Syria entered into talks after Israel bombed what they claimed was a nuclear site in Syria. Reaching an agreement with Israel offers the regime of Bashar Assad the opportunity of repairing relations with the US and Europe, especially France. Assad was welcomed to President Nicolas Sarkozy’s Mediterranean Forum meeting in July.
The purpose of the talks is to detach Syria from its alliance with Iran and to isolate Iran diplomatically in advance of a possible assault by Israel with US backing, or at the very least to place maximum pressure on Tehran to accept US hegemony in the region.
There is no doubt, however, that Olmert’s resignation is indicative of and will also herald a further shift to the right in official Israeli politics.
The candidates competing to replace Olmert as leader of Kadima both have strong right-wing credentials. Foreign Minister Tzipi Livni is currently the favourite to succeed Olmert. She is presented as a candidate untainted by corruption and has called on the coalition to “restore the public’s faith in Israeli politics.” A former Mossad agent, she has stressed her role in Olmert’s security cabinet.
On the Monday before Olmert resigned Livni staged a very public row with him in the Knesset in full view of the cameras. She accused him of giving too many concessions to Syria. Her display was necessary to consolidate her position against her main rival for leadership, Transport Minister Shaul Mofaz.
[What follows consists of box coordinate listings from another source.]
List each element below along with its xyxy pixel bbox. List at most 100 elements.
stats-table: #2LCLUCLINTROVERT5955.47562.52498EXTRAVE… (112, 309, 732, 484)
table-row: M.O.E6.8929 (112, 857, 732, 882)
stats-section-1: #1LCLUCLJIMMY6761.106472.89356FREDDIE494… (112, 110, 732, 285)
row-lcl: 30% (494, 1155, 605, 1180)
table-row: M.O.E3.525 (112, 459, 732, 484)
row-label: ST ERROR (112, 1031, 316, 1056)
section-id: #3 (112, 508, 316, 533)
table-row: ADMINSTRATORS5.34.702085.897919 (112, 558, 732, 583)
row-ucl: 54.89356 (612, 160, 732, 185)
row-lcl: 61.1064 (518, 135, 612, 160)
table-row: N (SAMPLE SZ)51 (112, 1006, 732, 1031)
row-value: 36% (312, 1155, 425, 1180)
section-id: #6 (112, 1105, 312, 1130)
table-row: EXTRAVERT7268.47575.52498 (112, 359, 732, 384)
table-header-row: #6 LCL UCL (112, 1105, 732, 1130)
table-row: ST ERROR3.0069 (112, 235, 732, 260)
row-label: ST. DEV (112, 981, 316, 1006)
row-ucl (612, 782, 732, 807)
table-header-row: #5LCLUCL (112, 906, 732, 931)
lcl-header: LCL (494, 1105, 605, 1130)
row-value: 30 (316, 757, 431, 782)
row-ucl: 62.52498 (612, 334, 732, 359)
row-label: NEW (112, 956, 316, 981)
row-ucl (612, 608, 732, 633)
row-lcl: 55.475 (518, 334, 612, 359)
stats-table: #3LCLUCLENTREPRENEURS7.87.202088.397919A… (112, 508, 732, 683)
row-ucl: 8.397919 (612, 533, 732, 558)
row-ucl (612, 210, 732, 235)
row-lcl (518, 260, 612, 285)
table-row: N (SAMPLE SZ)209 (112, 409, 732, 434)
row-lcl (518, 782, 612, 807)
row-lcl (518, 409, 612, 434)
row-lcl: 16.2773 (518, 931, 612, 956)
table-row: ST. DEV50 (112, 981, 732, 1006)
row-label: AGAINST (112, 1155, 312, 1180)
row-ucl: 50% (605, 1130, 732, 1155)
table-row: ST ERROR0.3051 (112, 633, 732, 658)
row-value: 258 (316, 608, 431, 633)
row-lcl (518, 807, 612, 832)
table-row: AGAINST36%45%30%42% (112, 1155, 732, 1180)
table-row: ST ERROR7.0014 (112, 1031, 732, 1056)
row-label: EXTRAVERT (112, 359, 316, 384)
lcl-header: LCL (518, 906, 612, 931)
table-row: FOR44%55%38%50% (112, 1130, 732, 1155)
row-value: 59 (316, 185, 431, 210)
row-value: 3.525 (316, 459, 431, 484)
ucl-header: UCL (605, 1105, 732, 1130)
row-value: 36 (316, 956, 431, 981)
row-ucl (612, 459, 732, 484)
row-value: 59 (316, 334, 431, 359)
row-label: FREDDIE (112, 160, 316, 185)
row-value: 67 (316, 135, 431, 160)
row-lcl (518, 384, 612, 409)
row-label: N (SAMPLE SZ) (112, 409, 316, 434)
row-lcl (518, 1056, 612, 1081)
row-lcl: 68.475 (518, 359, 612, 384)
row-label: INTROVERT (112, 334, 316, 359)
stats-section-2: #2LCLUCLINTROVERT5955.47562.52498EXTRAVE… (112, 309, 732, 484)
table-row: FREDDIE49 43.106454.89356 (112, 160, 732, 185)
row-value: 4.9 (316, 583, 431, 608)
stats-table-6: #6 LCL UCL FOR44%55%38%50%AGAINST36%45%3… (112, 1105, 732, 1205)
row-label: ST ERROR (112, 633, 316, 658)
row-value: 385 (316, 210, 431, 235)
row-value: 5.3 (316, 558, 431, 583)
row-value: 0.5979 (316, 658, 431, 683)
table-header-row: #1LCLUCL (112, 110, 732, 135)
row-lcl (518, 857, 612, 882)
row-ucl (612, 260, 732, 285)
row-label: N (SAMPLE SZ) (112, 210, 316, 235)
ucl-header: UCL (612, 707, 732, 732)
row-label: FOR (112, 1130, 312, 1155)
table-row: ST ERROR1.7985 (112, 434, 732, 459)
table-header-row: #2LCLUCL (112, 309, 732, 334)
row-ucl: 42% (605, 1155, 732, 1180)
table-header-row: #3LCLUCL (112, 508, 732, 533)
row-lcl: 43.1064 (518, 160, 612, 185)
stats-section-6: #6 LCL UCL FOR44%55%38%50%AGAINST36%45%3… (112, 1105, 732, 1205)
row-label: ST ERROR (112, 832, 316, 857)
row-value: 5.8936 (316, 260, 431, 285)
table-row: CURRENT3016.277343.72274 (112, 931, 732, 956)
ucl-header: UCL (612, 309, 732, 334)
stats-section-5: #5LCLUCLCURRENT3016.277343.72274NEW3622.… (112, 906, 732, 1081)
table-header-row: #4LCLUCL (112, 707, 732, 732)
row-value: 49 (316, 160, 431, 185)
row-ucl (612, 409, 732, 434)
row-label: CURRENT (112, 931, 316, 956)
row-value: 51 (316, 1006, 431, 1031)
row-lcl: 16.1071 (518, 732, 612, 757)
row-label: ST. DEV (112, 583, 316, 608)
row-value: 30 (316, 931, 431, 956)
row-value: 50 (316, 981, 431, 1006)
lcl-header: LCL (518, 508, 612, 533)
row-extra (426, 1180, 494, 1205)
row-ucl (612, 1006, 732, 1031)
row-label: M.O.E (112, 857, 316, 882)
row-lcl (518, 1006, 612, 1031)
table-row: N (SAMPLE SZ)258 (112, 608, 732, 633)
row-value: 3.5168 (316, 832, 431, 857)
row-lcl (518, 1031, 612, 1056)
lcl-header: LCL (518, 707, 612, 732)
Livni has led the talks with the Palestinians and favours a two-state solution to the Palestinian question. Until her public row with Olmert, she was regarded as backing his negotiations with Syria.
Mofaz, who has taken a much harder line on the Golan Heights and Jerusalem, is a former chief of staff and defence minister. He is reputed to have told West Bank army commanders in 2001 that he wanted “10 slain Palestinians” in each territorial brigade area. According to the book Boomerang by journalists Ofer Shelah and Raviv Drucker, a senior officer pointed out at the time that Mofaz’s directive would amount to 70 Palestinians being killed each day.
On Thursday Mofaz warned the US not to soften its stance towards Iran after US diplomats met with Iranian officials. He met with Vice President Dick Cheney and Secretary of State Condoleezza Rice to protest the meeting. A spokeswoman for Mofaz said that he was “voicing Israel’s strong concerns.”
In June this year Mofaz said it was “inevitable” that Israel would attack a nuclear Iran.
Essentially the competition between Livni and Mofaz is about who can present themselves as the best war leader. But whoever wins the leadership contest, they must put together another coalition. The fragile Kadima party created by Sharon by winning the backing of a section of the Labor Party may not even survive a leadership contest.
Power may pass directly into the hands of Benjamin Netanyahu, leader of Likud. He was prime minister from 1996 to 1999 and served as finance minister under Sharon. He resigned from Sharon’s government in protest over the withdrawal from Gaza. Netanyahu has called for an immediate election. It is even possible that Mofaz might attempt to form a coalition with Netanyahu in return for the defence portfolio.